Flaw In Emergency Response System May Have Killed Hundreds
Hugh Pickens writes "The Telegraph reports that a flaw in the way emergency response software was set up to handle Category A responses in Great Britain may have cost hundreds of lives over the past ten years. Most ambulance services use an international computerized system designed in America and in the US version, a fall of more than 6 feet receives the maximum priority response. However, the government committee which governs its use in Great Britain decided that such cases should be deemed less urgent, and excluded from an eight minute category A target response time. If a call involved a fall of more than 6 feet it was designated a lower priority 'category B response' despite the presence of life-threatening conditions which were supposed to receive the most urgent category A response. The flaw came to light after Bonnie Mason, 58, fell 12 feet down the stairs and died from a head injury after emergency controllers in Suffolk failed to identify her situation as 'life-threatening.'"

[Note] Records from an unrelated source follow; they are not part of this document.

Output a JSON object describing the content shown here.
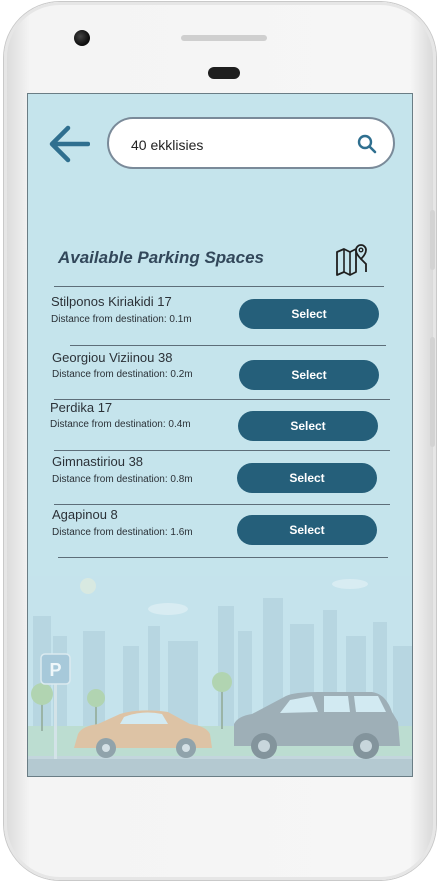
{
  "search": {
    "value": "40 ekklisies"
  },
  "list": {
    "title": "Available Parking Spaces",
    "items": [
      {
        "street": "Stilponos Kiriakidi 17",
        "distance": "Distance from destination: 0.1m",
        "button": "Select"
      },
      {
        "street": "Georgiou Viziinou 38",
        "distance": "Distance from destination: 0.2m",
        "button": "Select"
      },
      {
        "street": "Perdika 17",
        "distance": "Distance from destination: 0.4m",
        "button": "Select"
      },
      {
        "street": "Gimnastiriou 38",
        "distance": "Distance from destination: 0.8m",
        "button": "Select"
      },
      {
        "street": "Agapinou 8",
        "distance": "Distance from destination: 1.6m",
        "button": "Select"
      }
    ]
  },
  "parking_sign": {
    "letter": "P"
  },
  "colors": {
    "screen_bg": "#c5e4ec",
    "accent": "#255f7a",
    "back_arrow": "#2f6f8f"
  },
  "icons": [
    "back-arrow-icon",
    "search-icon",
    "map-pin-icon",
    "parking-sign-icon"
  ]
}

The summary sounds like "we underestimated how dangerous a medium distance fall can be, so we didn't have the correct priorities and more people died than could have". That isn't really a flaw in the algorithm, it's just a flaw in one specific parameter in the algorithm.
Because there were two things which went wrong:
1) falls from over six foot were deemed to not be that serious but also
2) a computer error (in program or configuration) caused that to override anything else.
That is, under the decisions made by the bureaucracy the rules should have said:
1) if someone has fallen from a great height it is a type A (highest class) emergency
2) if someone has fallen from a moderate height it is a class B emergency unless there is something else which elevates it to a class A
3) if someone has fallen from ground level (slipped or tripped), it is a class B emergency unless there is something else which elevates it to class A
4) if someone is having trouble breathing, it is a class A emergency
5) is someone is bleeding profusely, it is a class A emergency
(etc).
The rules as implemented by the system actually effectively said:
1) if someone has fallen from a great height it is a type A (highest class) emergency
2) if someone has fallen from a moderate height it is a class B emergency
3) if someone has fallen from ground level (slipped or tripped), it is a class B emergency unless there is something else which elevates it to class A
4) if someone is having trouble breathing, it is a class A emergency
5) is someone is bleeding profusely, it is a class A emergency
(etc).
Note the shortened version of rule 2 and why this is relevant: moderate falls were being categorized as class B even when there were other risk factors. In the example case, we had an ambulance which was on its way to treat a woman who had fallen a moderate height and was bleeding profusely. It was diverted to instead help a woman who had slipped and fallen and was having trouble breathing because the first was classified as urgency level B and the first as urgency level A. This is clearly an error in either the software code, configuration, or the use of the program (most likely the configuration, I would guess, but that's just speculation on my part).
The committee's decision was that moderate falls shouldn't automatically elevate to class A. In practice, the system was assuming that moderate falls always were class B. So something was going wrong with the program, its configuration, or its use.